Why is governance harder for AI agents than for APIs?

API governance was relatively tractable: a known service makes a known call to a known endpoint. The variables are limited. AI agent governance is structurally more complex, for three reasons.

First, AI agents take multi-step actions. A single agent invocation might touch five systems before completing. The audit trail for that invocation spans a dozen API calls, each of which could have compliance implications. Without a central execution layer that captures the full sequence, the audit trail is fragmentary at best.

Second, agent behavior is non-deterministic. The same prompt, given to the same model, can produce different sequences of actions depending on context, model version, and temperature settings. This means governance can’t rely on knowing in advance what an agent will do — it has to constrain what the agent is allowed to do and log what it actually did.

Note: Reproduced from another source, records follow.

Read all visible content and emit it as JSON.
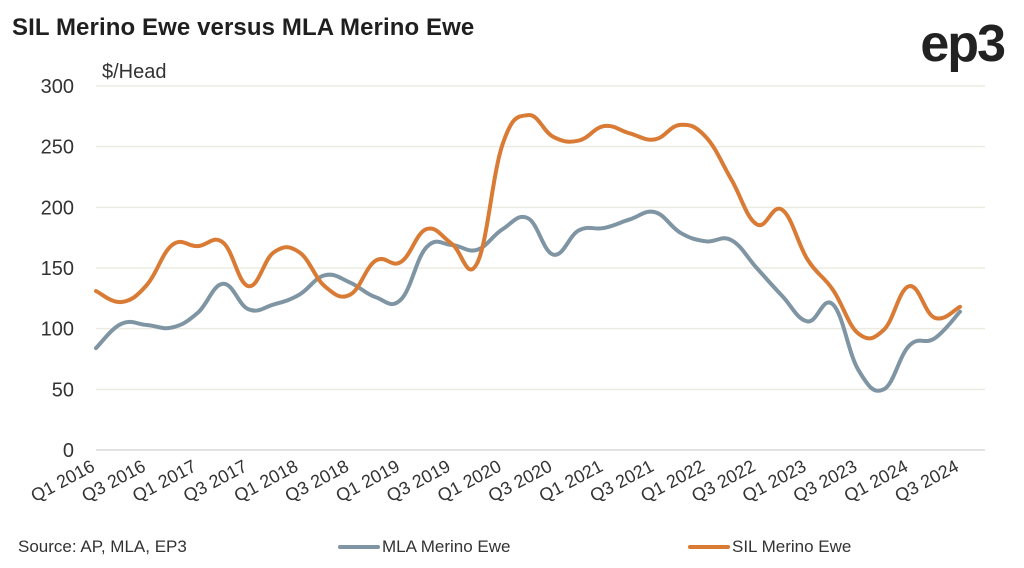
{
  "header": {
    "title": "SIL Merino Ewe versus MLA Merino Ewe",
    "logo": "ep3"
  },
  "footer": {
    "source": "Source: AP, MLA, EP3"
  },
  "chart_data": {
    "type": "line",
    "title": "SIL Merino Ewe versus MLA Merino Ewe",
    "xlabel": "",
    "ylabel": "$/Head",
    "ylim": [
      0,
      300
    ],
    "yticks": [
      0,
      50,
      100,
      150,
      200,
      250,
      300
    ],
    "grid": true,
    "legend_position": "bottom",
    "x": [
      "Q1 2016",
      "Q2 2016",
      "Q3 2016",
      "Q4 2016",
      "Q1 2017",
      "Q2 2017",
      "Q3 2017",
      "Q4 2017",
      "Q1 2018",
      "Q2 2018",
      "Q3 2018",
      "Q4 2018",
      "Q1 2019",
      "Q2 2019",
      "Q3 2019",
      "Q4 2019",
      "Q1 2020",
      "Q2 2020",
      "Q3 2020",
      "Q4 2020",
      "Q1 2021",
      "Q2 2021",
      "Q3 2021",
      "Q4 2021",
      "Q1 2022",
      "Q2 2022",
      "Q3 2022",
      "Q4 2022",
      "Q1 2023",
      "Q2 2023",
      "Q3 2023",
      "Q4 2023",
      "Q1 2024",
      "Q2 2024",
      "Q3 2024"
    ],
    "xtick_labels": [
      "Q1 2016",
      "Q3 2016",
      "Q1 2017",
      "Q3 2017",
      "Q1 2018",
      "Q3 2018",
      "Q1 2019",
      "Q3 2019",
      "Q1 2020",
      "Q3 2020",
      "Q1 2021",
      "Q3 2021",
      "Q1 2022",
      "Q3 2022",
      "Q1 2023",
      "Q3 2023",
      "Q1 2024",
      "Q3 2024"
    ],
    "series": [
      {
        "name": "MLA Merino Ewe",
        "color": "#7f95a3",
        "values": [
          84,
          104,
          103,
          101,
          113,
          137,
          116,
          120,
          128,
          144,
          138,
          126,
          124,
          167,
          169,
          165,
          182,
          191,
          161,
          181,
          183,
          190,
          196,
          179,
          172,
          173,
          150,
          127,
          106,
          120,
          66,
          50,
          86,
          92,
          114
        ]
      },
      {
        "name": "SIL Merino Ewe",
        "color": "#d97b35",
        "values": [
          131,
          122,
          136,
          169,
          168,
          171,
          135,
          163,
          163,
          135,
          128,
          156,
          155,
          182,
          170,
          154,
          252,
          276,
          258,
          255,
          267,
          261,
          256,
          268,
          258,
          223,
          186,
          198,
          157,
          132,
          96,
          99,
          135,
          109,
          118
        ]
      }
    ]
  }
}
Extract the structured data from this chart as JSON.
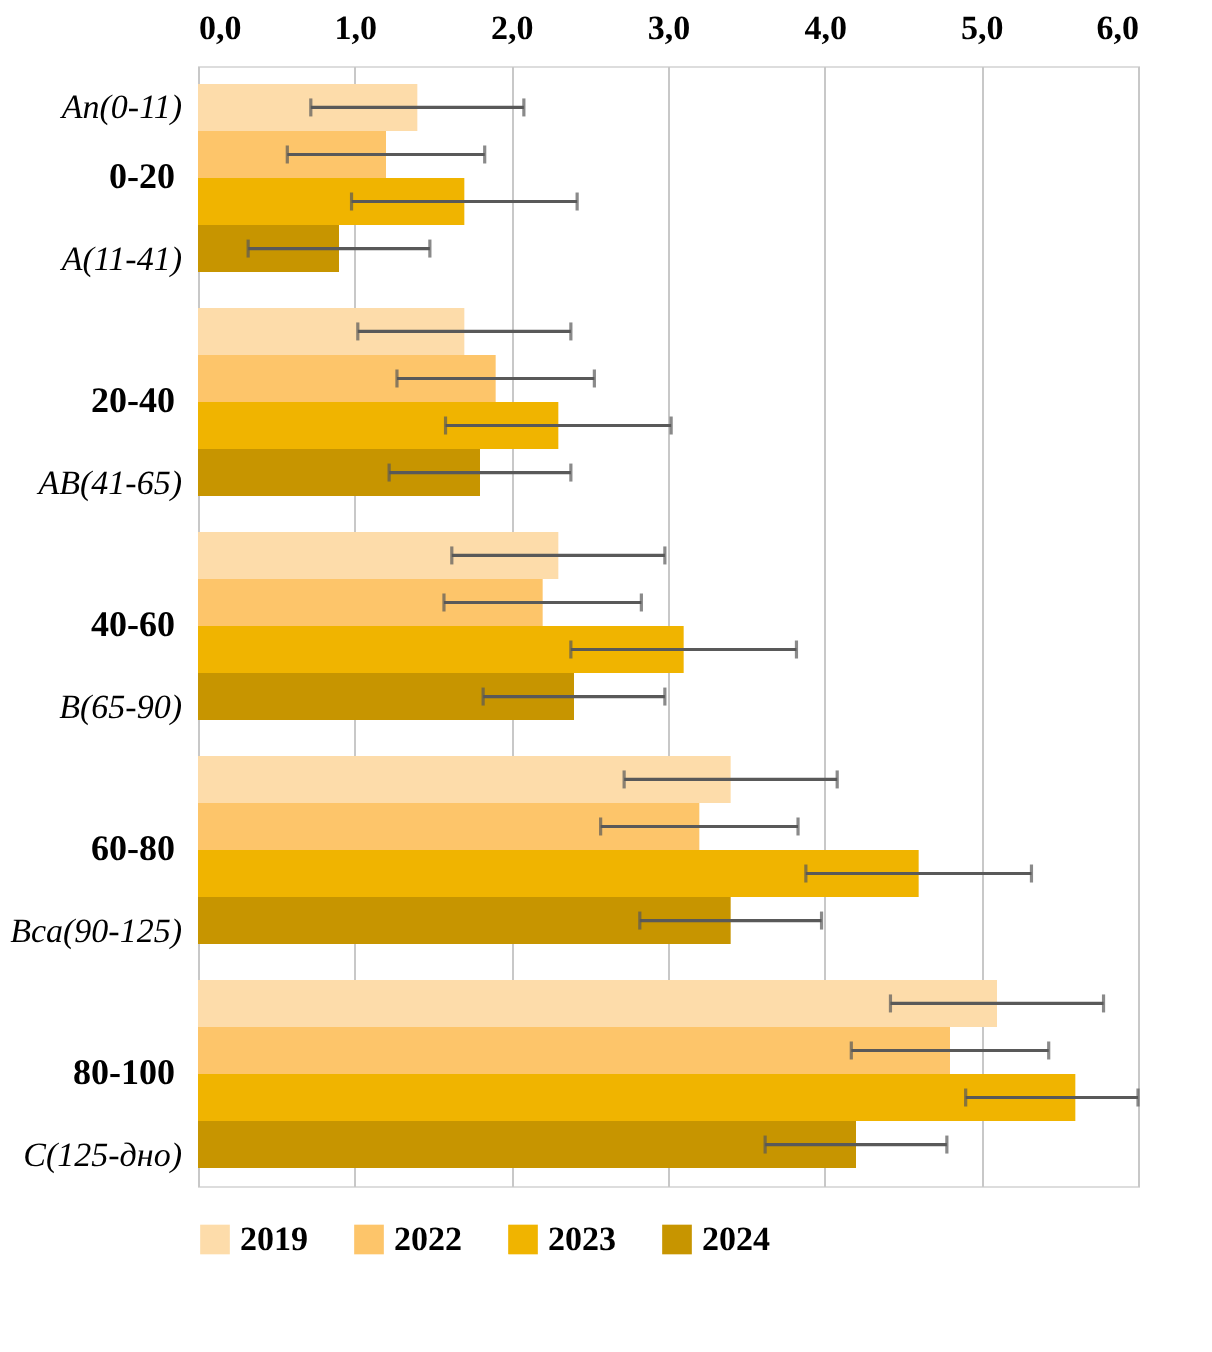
{
  "chart_data": {
    "type": "bar",
    "orientation": "horizontal",
    "categories": [
      "0-20",
      "20-40",
      "40-60",
      "60-80",
      "80-100"
    ],
    "series": [
      {
        "name": "2019",
        "color": "#fddcaa",
        "values": [
          1.4,
          1.7,
          2.3,
          3.4,
          5.1
        ],
        "errors": [
          0.68,
          0.68,
          0.68,
          0.68,
          0.68
        ]
      },
      {
        "name": "2022",
        "color": "#fdc56a",
        "values": [
          1.2,
          1.9,
          2.2,
          3.2,
          4.8
        ],
        "errors": [
          0.63,
          0.63,
          0.63,
          0.63,
          0.63
        ]
      },
      {
        "name": "2023",
        "color": "#f0b400",
        "values": [
          1.7,
          2.3,
          3.1,
          4.6,
          5.6
        ],
        "errors": [
          0.72,
          0.72,
          0.72,
          0.72,
          [
            4.9,
            6.0
          ]
        ]
      },
      {
        "name": "2024",
        "color": "#c79500",
        "values": [
          0.9,
          1.8,
          2.4,
          3.4,
          4.2
        ],
        "errors": [
          0.58,
          0.58,
          0.58,
          0.58,
          0.58
        ]
      }
    ],
    "xlim": [
      0,
      6
    ],
    "xticks": [
      {
        "value": 0,
        "label": "0,0"
      },
      {
        "value": 1,
        "label": "1,0"
      },
      {
        "value": 2,
        "label": "2,0"
      },
      {
        "value": 3,
        "label": "3,0"
      },
      {
        "value": 4,
        "label": "4,0"
      },
      {
        "value": 5,
        "label": "5,0"
      },
      {
        "value": 6,
        "label": "6,0"
      }
    ],
    "grid": "x",
    "legend": "bottom",
    "annotations": [
      "An(0-11)",
      "A(11-41)",
      "AB(41-65)",
      "B(65-90)",
      "Bca(90-125)",
      "C(125-дно)"
    ]
  }
}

Third, the consequences of ungoverned agent actions are harder to reverse than failed API calls. An agent that incorrectly modifies a NetSuite record, triggers an out-of-sequence Workday approval, or surfaces restricted Salesforce data to an unauthorized context creates a compliance event — not just a technical error.

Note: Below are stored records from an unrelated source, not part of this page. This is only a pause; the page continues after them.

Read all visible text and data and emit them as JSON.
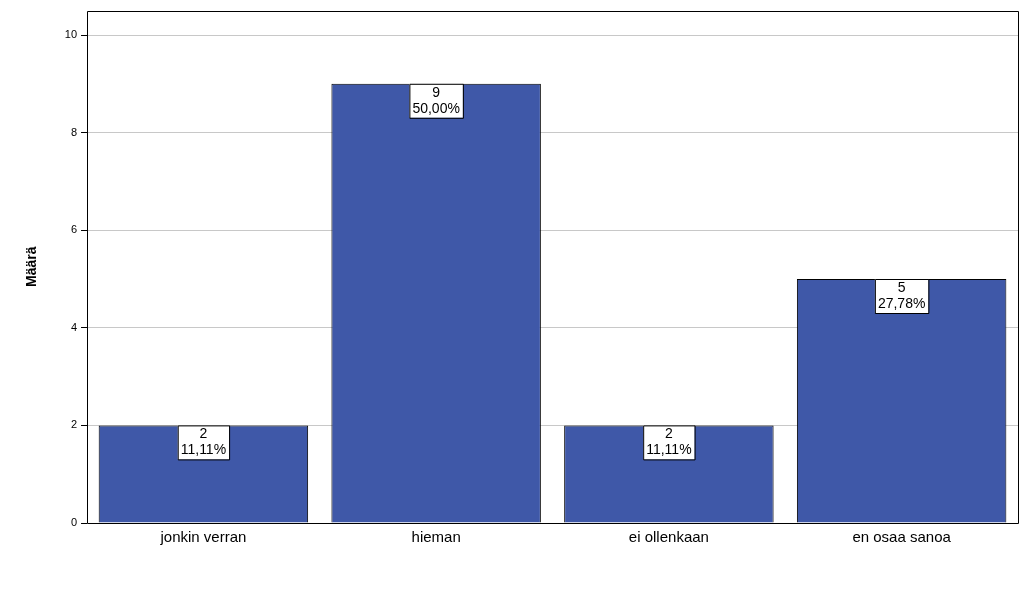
{
  "chart_data": {
    "type": "bar",
    "ylabel": "Määrä",
    "categories": [
      "jonkin verran",
      "hieman",
      "ei ollenkaan",
      "en osaa sanoa"
    ],
    "values": [
      2,
      9,
      2,
      5
    ],
    "value_labels": [
      "2\n11,11%",
      "9\n50,00%",
      "2\n11,11%",
      "5\n27,78%"
    ],
    "color": "#3f58a8",
    "ylim": [
      0,
      10.5
    ],
    "yticks": [
      0,
      2,
      4,
      6,
      8,
      10
    ],
    "grid": "y",
    "legend": false
  }
}
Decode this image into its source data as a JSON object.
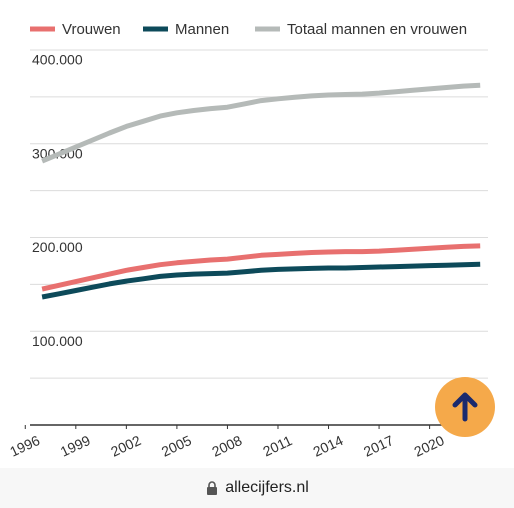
{
  "chart_data": {
    "type": "line",
    "x": [
      1997,
      1998,
      1999,
      2000,
      2001,
      2002,
      2003,
      2004,
      2005,
      2006,
      2007,
      2008,
      2009,
      2010,
      2011,
      2012,
      2013,
      2014,
      2015,
      2016,
      2017,
      2018,
      2019,
      2020,
      2021,
      2022,
      2023
    ],
    "series": [
      {
        "name": "Vrouwen",
        "color": "#e8706f",
        "values": [
          145000,
          149000,
          153000,
          157000,
          161000,
          165000,
          168000,
          171000,
          173000,
          174500,
          176000,
          177000,
          179000,
          181000,
          182000,
          183000,
          184000,
          184500,
          185000,
          185000,
          185500,
          186500,
          187500,
          188500,
          189500,
          190500,
          191000
        ]
      },
      {
        "name": "Mannen",
        "color": "#0d4a5a",
        "values": [
          136500,
          140000,
          143500,
          147000,
          150500,
          153500,
          156000,
          158500,
          160000,
          161000,
          161500,
          162000,
          163500,
          165000,
          166000,
          166500,
          167000,
          167500,
          167500,
          168000,
          168500,
          169000,
          169500,
          170000,
          170500,
          171000,
          171500
        ]
      },
      {
        "name": "Totaal mannen en vrouwen",
        "color": "#b5bab8",
        "values": [
          281500,
          289000,
          296500,
          304000,
          311500,
          318500,
          324000,
          329500,
          333000,
          335500,
          337500,
          339000,
          342500,
          346000,
          348000,
          349500,
          351000,
          352000,
          352500,
          353000,
          354000,
          355500,
          357000,
          358500,
          360000,
          361500,
          362500
        ]
      }
    ],
    "xlim": [
      1994.5,
      2024
    ],
    "xticks": [
      1996,
      1999,
      2002,
      2005,
      2008,
      2011,
      2014,
      2017,
      2020
    ],
    "ylim": [
      0,
      400000
    ],
    "yticks": [
      {
        "value": 100000,
        "label": "100.000"
      },
      {
        "value": 200000,
        "label": "200.000"
      },
      {
        "value": 300000,
        "label": "300.000"
      },
      {
        "value": 400000,
        "label": "400.000"
      }
    ],
    "minor_gridlines": [
      0,
      50000,
      150000,
      250000,
      350000
    ],
    "grid": true,
    "legend": "top"
  },
  "browser_bar": {
    "url": "allecijfers.nl"
  }
}
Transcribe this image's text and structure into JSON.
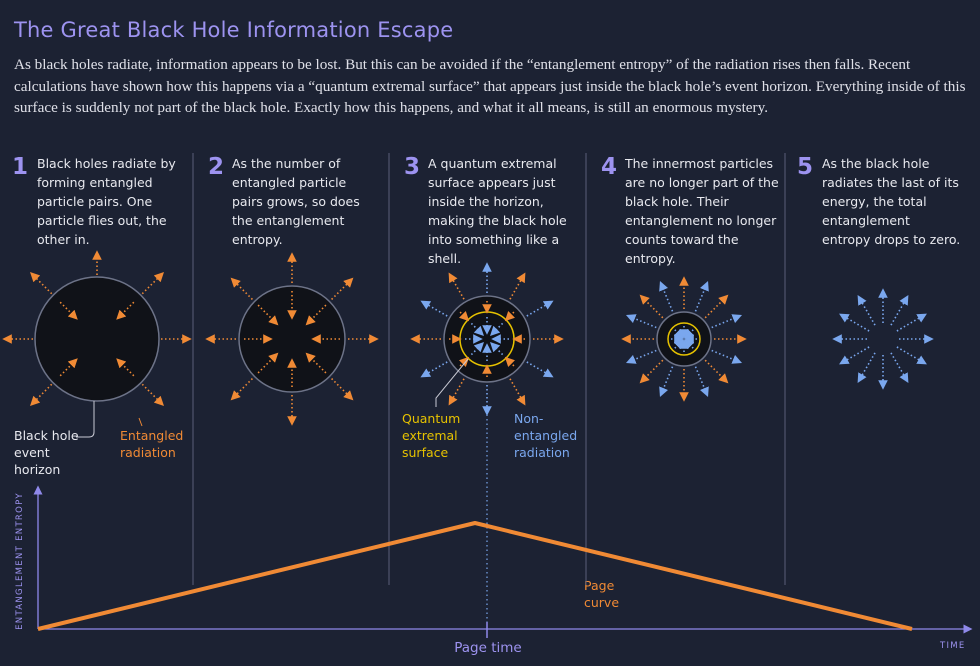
{
  "title": "The Great Black Hole Information Escape",
  "intro": "As black holes radiate, information appears to be lost. But this can be avoided if the “entanglement entropy” of the radiation rises then falls. Recent calculations have shown how this happens via a “quantum extremal surface” that appears just inside the black hole’s event horizon. Everything inside of this surface is suddenly not part of the black hole. Exactly how this happens, and what it all means, is still an enormous mystery.",
  "panels": [
    {
      "num": "1",
      "text": "Black holes radiate by forming entangled particle pairs. One particle flies out, the other in."
    },
    {
      "num": "2",
      "text": "As the number of entangled particle pairs grows, so does the entanglement entropy."
    },
    {
      "num": "3",
      "text": "A quantum extremal surface appears just inside the horizon, making the black hole into something like a shell."
    },
    {
      "num": "4",
      "text": "The innermost particles are no longer part of the black hole. Their entanglement no longer counts toward the entropy."
    },
    {
      "num": "5",
      "text": "As the black hole radiates the last of its energy, the total entanglement entropy drops to zero."
    }
  ],
  "labels": {
    "horizon": "Black hole event horizon",
    "entangled": "Entangled radiation",
    "qes": "Quantum extremal surface",
    "nonentangled": "Non-entangled radiation",
    "page_curve": "Page curve",
    "page_time": "Page time",
    "y_axis": "ENTANGLEMENT ENTROPY",
    "x_axis": "TIME"
  },
  "colors": {
    "background": "#1c2233",
    "title": "#9d93f0",
    "orange": "#f08a35",
    "yellow": "#e6c200",
    "blue": "#7aa7ee",
    "axis": "#8f89ea"
  },
  "chart_data": {
    "type": "line",
    "x": [
      0,
      0.5,
      1
    ],
    "y": [
      0,
      1,
      0
    ],
    "xlabel": "TIME",
    "ylabel": "ENTANGLEMENT ENTROPY"
  }
}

Workato’s governance model was designed with this complexity in mind. SOC 2 Type II, ISO 27001, HIPAA, and other certifications extend to the full agentic execution layer — not just the automation substrate underneath it. Policy enforcement is built into how the platform executes, not bolted on afterward.

What makes Workato different as an AI Gateway?

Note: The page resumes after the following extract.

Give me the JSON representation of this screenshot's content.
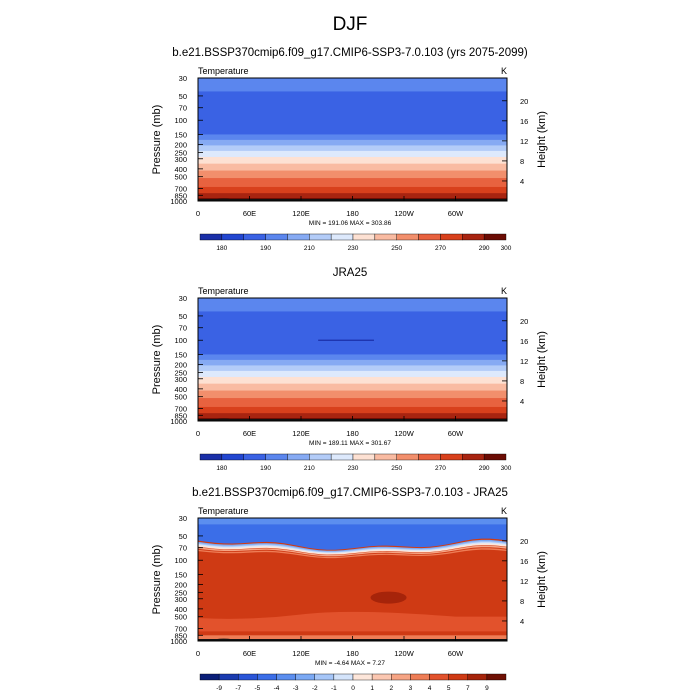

Most platforms that support AI agent connectivity were built for something else first — workflow automation, RPA, iPaaS — and extended to support agents after the fact. The governance model reflects that: agent actions are treated as a special case, with governance features layered on top of an architecture that wasn’t designed for them.

Workato’s AI Gateway is built on top of an orchestration platform that was already enterprise-grade before AI agents arrived. The authentication infrastructure, the role-based access controls, the audit logging, the multi-tenant architecture — these were not added to support agents. They were already there. When Workato extended its platform to support agentic orchestration, governance wasn’t a feature to build. It was the foundation to build on.

The result is a platform where the same governance policies that apply to human-initiated workflows apply automatically to agent-initiated actions. There’s no separate governance configuration for AI. There’s no “AI mode” that bypasses existing controls. Agents operate within the same governed environment as everything else.

This matters most in the multi-agent scenarios enterprises are moving toward — where agent networks divide complex tasks, pass context between specialized agents, and execute workflows across Salesforce, SAP, ServiceNow, and Slack simultaneously. Workato’s orchestration layer governs those sequences end-to-end, not just individual tool calls.

Summary

  • An AI Gateway is the governed layer between AI models and enterprise systems — the equivalent of the API gateway for the agentic era.
  • Without a gateway, AI agents accessing Salesforce, Workday, SAP, or ServiceNow create the same security, compliance, and auditability problems that raw APIs did before enterprises deployed API gateways.
  • A mature AI Gateway provides five things: governed skills (deterministic agent actions), authentication and access control, full observability and audit trails, multi-system orchestration, and connectivity to systems without APIs.
  • The specific protocol — MCP or otherwise — matters less than the architectural decision to deploy a governed layer. Protocols evolve; the governance requirement doesn’t.
  • Workato functions as an AI Gateway for Claude, GPT-4o, Gemini, and custom models, connecting them to 12,000+ enterprise applications with enterprise-grade security, compliance certifications, and end-to-end orchestration built in from the start.